• Kyodo

  • SHARE

The International Monetary Fund on Monday forecast Japan’s economy will grow 1.2 percent this year, up 0.5 percentage points from its October estimate, as a broad-based global recovery has gathered steam.

In its latest World Economic Outlook, the IMF raised its global growth projection by 0.2 points to 3.9 percent in 2018 and by 0.2 points to 3.9 percent in 2019, partly due to the expected impact of U.S. tax cuts introduced by President Donald Trump’s administration.

“As the year 2018 begins, the world economy is gathering speed,” IMF chief economist Maurice Obstfeld said. “The recent U.S. tax legislation will contribute noticeably to U.S. growth over the next few years, largely because of the temporary exceptional investment incentives that it offers.”

The Washington-based institution raised its forecast for U.S. growth by 0.4 points to 2.7 percent this year and by 0.6 points to 2.5 percent next year, citing the expected impact of the tax reform — especially a cut in the corporate tax rate to 21 percent from 35 percent.

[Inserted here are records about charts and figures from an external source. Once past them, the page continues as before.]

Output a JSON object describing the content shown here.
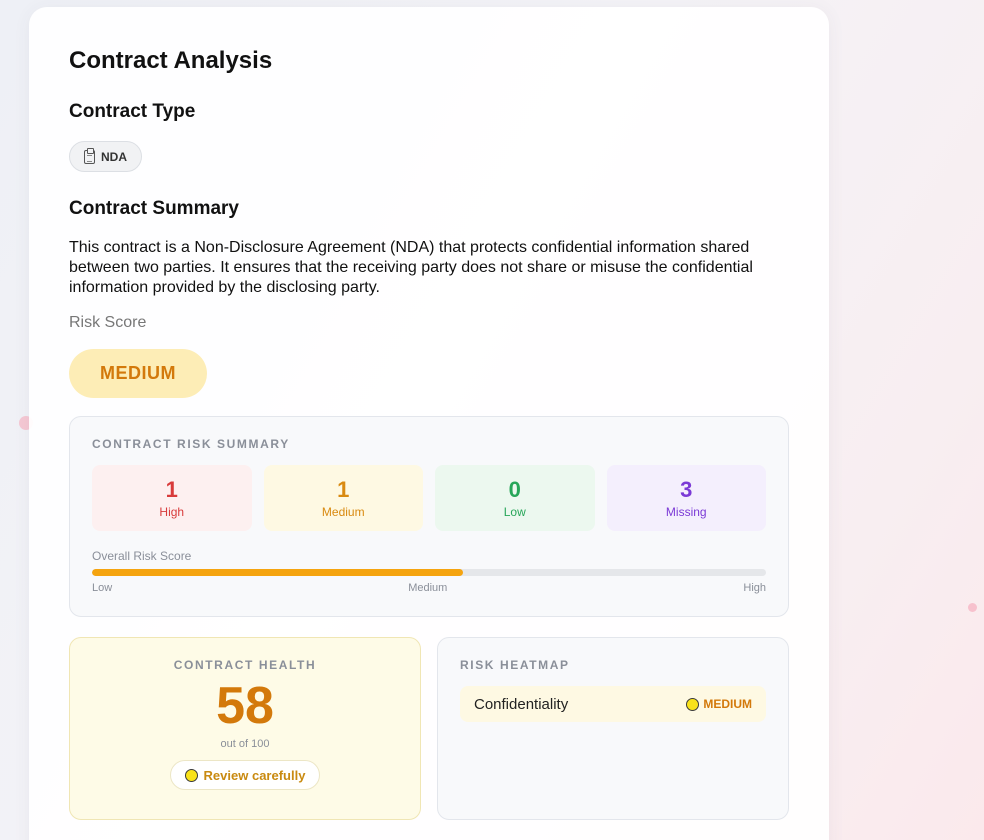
{
  "page": {
    "title": "Contract Analysis"
  },
  "contract_type": {
    "heading": "Contract Type",
    "icon": "clipboard-icon",
    "value": "NDA"
  },
  "summary": {
    "heading": "Contract Summary",
    "text": "This contract is a Non-Disclosure Agreement (NDA) that protects confidential information shared between two parties. It ensures that the receiving party does not share or misuse the confidential information provided by the disclosing party."
  },
  "risk": {
    "label": "Risk Score",
    "level": "MEDIUM",
    "color": "#d3790b"
  },
  "risk_summary": {
    "title": "CONTRACT RISK SUMMARY",
    "counts": [
      {
        "value": "1",
        "label": "High",
        "color": "#d83b3b"
      },
      {
        "value": "1",
        "label": "Medium",
        "color": "#d98a10"
      },
      {
        "value": "0",
        "label": "Low",
        "color": "#27a659"
      },
      {
        "value": "3",
        "label": "Missing",
        "color": "#7b3ad6"
      }
    ],
    "overall_label": "Overall Risk Score",
    "overall_fraction": 0.55,
    "scale": {
      "low": "Low",
      "medium": "Medium",
      "high": "High"
    }
  },
  "health": {
    "title": "CONTRACT HEALTH",
    "score": "58",
    "subtitle": "out of 100",
    "status_icon": "yellow-circle-icon",
    "status": "Review carefully"
  },
  "heatmap": {
    "title": "RISK HEATMAP",
    "rows": [
      {
        "name": "Confidentiality",
        "icon": "yellow-circle-icon",
        "level": "MEDIUM"
      }
    ]
  }
}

The 2019 growth projection for Japan moved to 0.9 from 0.8 percent. However, that still represents a slower pace of growth from the estimated 1.8 percent expansion in 2017.

“The growth forecast for Japan has been revised up for 2018 and 2019, reflecting upward revisions to external demand, the supplementary budget for 2018, and carryover from stronger-than-expected recent activity,” the IMF said.

China’s growth estimate was lifted to 6.6 percent this year from 6.5 and to 6.4 percent next year from 6.3, an upgrade that also reflects stronger external demand.

The growth forecast for the 19-nation eurozone was revised up 0.3 points to 2.2 percent in 2018 and 0.3 points to 2.0 percent in 2019 due to the stronger momentum in domestic demand and higher external demand.

The estimate for five Association of Southeast Asian Nations members — Indonesia, Malaysia, the Philippines, Thailand and Vietnam — was up 0.1 point to 5.3 percent this year, while 2019 was unchanged from October at 5.3 percent.

In reflection of brisk global trade, growth in trade of goods and services across the world was revised up 0.6 points to 4.6 percent in 2018 and 0.5 points to 4.4 percent in 2019, according to the IMF.

“Our view is that the current upturn, however welcome, is unlikely to become a ‘new normal’ and faces medium-term downside hazards that likely will grow over time,” Obstfeld said.

The IMF cited geopolitical tensions, such as the rising nuclear threat posed by North Korea and faster-than-expected monetary tightening in the United States and Europe, as risk factors that could affect an otherwise sound outlook for the world economy.

“A possible trigger is a faster-than-expected increase in advanced economy core inflation and interest rates as demand accelerates,” it said.

“Inward-looking policies, geopolitical tensions, and political uncertainty in some countries also pose downside risks.”

At the same time, the IMF said the cyclical upswing in global economic activity provides “an ideal opportunity” for countries to undertake structural reforms aimed at boosting productivity and building resilience against downside risks.